I'm having a problem calling SNPs from a sorted bam file with GATK HaplotypeCaller. The file is a merged file of two technical replicates that were each sequenced on different lanes and aligned to the reference genome. When I run Picard ValidateSamFile on the bam file, I got the following error: "ValidateSamFile Value was put into PairInfoMap more than once." I also ran ValidateSamFile on the intermediate sam file for this sample (before its was converted to bam and sorted), and ValidateSamFile did not give me that error message when ran on the sam file. So, it appears that during the step where the sam file was converted into a bam file and sorted with samtools sort, something about read group information was disrupted.
Has anyone encountered this before, or have an ideas as to what would cause this issue? I tried aligning this sample to the reference genome again using the -M tag in bwa-mem (initially I didn't use the -M tag), but this issue wasn't resolved. I haven't been able to find much information about this error, other than suggestions to run Picard AddOrReplaceReadGroups to rename read group information. I'm will likely try this next but I'm going to need to call SNPs on a handful of files like this, so if possible I'd to figure out and fix what the underlying problem is before I resort to replacing the read group information for each sample.

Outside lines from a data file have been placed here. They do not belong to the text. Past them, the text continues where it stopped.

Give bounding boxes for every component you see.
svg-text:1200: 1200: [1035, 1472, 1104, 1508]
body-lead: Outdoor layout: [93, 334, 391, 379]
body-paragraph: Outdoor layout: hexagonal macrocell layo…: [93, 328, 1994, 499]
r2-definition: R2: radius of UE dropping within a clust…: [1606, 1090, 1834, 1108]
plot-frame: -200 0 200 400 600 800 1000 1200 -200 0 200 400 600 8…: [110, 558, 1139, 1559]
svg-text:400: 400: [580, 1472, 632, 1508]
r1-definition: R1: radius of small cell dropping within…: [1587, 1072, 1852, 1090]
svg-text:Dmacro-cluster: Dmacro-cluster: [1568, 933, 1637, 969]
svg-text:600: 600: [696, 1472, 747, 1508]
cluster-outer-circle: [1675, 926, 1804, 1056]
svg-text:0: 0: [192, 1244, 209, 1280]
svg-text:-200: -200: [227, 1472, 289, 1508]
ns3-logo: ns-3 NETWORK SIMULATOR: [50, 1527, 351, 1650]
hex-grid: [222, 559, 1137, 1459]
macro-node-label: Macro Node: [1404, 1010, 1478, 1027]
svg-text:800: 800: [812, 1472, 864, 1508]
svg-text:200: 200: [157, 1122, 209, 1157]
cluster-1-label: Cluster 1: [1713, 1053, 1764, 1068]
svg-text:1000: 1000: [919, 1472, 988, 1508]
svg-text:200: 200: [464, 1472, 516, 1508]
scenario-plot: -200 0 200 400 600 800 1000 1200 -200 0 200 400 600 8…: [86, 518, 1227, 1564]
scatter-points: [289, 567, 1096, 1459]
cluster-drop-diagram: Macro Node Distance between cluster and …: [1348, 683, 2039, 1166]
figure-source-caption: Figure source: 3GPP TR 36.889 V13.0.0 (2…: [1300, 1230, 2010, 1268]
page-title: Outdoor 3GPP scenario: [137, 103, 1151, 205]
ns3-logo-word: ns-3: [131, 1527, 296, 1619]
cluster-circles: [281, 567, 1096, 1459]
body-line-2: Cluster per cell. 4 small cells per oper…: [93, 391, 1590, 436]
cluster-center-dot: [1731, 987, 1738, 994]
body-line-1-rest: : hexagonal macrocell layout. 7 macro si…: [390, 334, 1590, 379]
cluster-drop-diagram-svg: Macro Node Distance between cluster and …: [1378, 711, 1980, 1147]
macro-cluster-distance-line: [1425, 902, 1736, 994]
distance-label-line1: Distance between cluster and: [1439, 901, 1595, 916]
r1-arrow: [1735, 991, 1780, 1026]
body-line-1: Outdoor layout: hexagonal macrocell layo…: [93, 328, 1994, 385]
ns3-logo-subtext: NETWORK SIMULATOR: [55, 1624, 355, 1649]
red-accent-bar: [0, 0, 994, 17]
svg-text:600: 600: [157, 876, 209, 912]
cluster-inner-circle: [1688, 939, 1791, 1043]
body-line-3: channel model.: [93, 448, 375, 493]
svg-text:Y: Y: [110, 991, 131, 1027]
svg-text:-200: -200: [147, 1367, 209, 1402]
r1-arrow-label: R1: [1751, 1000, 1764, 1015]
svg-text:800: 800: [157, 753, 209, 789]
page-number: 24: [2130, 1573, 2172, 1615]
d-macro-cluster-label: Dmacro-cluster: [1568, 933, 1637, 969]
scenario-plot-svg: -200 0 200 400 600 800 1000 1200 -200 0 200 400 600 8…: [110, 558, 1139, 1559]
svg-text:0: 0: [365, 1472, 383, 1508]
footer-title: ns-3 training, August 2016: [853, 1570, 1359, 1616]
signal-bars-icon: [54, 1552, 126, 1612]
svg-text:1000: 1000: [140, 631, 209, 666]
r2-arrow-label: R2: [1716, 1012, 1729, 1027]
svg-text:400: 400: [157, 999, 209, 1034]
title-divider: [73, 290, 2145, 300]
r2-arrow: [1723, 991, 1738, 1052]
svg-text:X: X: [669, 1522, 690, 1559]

Thank you in advance for your help!
cross-posted to another site: https://gatk.broadinstitute.org/hc/en-us/community/posts/360077152632-Error-ValidateSamFile-Value-was-put-into-PairInfoMap-more-than-once-
this is the first part of the message. What is the second part ? ( https://github.com/samtools/htsjdk/blob/master/src/main/java/htsjdk/samtools/CoordinateSortedPairInfoMap.java#L132 )
Thanks for your reply. Unfortunately, there's is not another part to the error message. After the "ValidateSamFile Value was put into PairInfoMap more than once" there is a "1:" followed by a 31 digit sequence and then things like the date/time and a finished message are output.
please run
what is the output ?
It found 6 matches:
where is the "the-31-digit-sequence" in the first column ??
I didn't copy the first column with that information- I didn't know that sequence is important, but it was there in the first column. Would that help to figure out what the issue is?
It was A00975:57:HHGM7DRXX:2:2122:1922:36949 for each of the 6 rows
this doesn't look like a SAM file; For example the cigar string 73M78S should be in the 6th column while your example it's in the 5th column.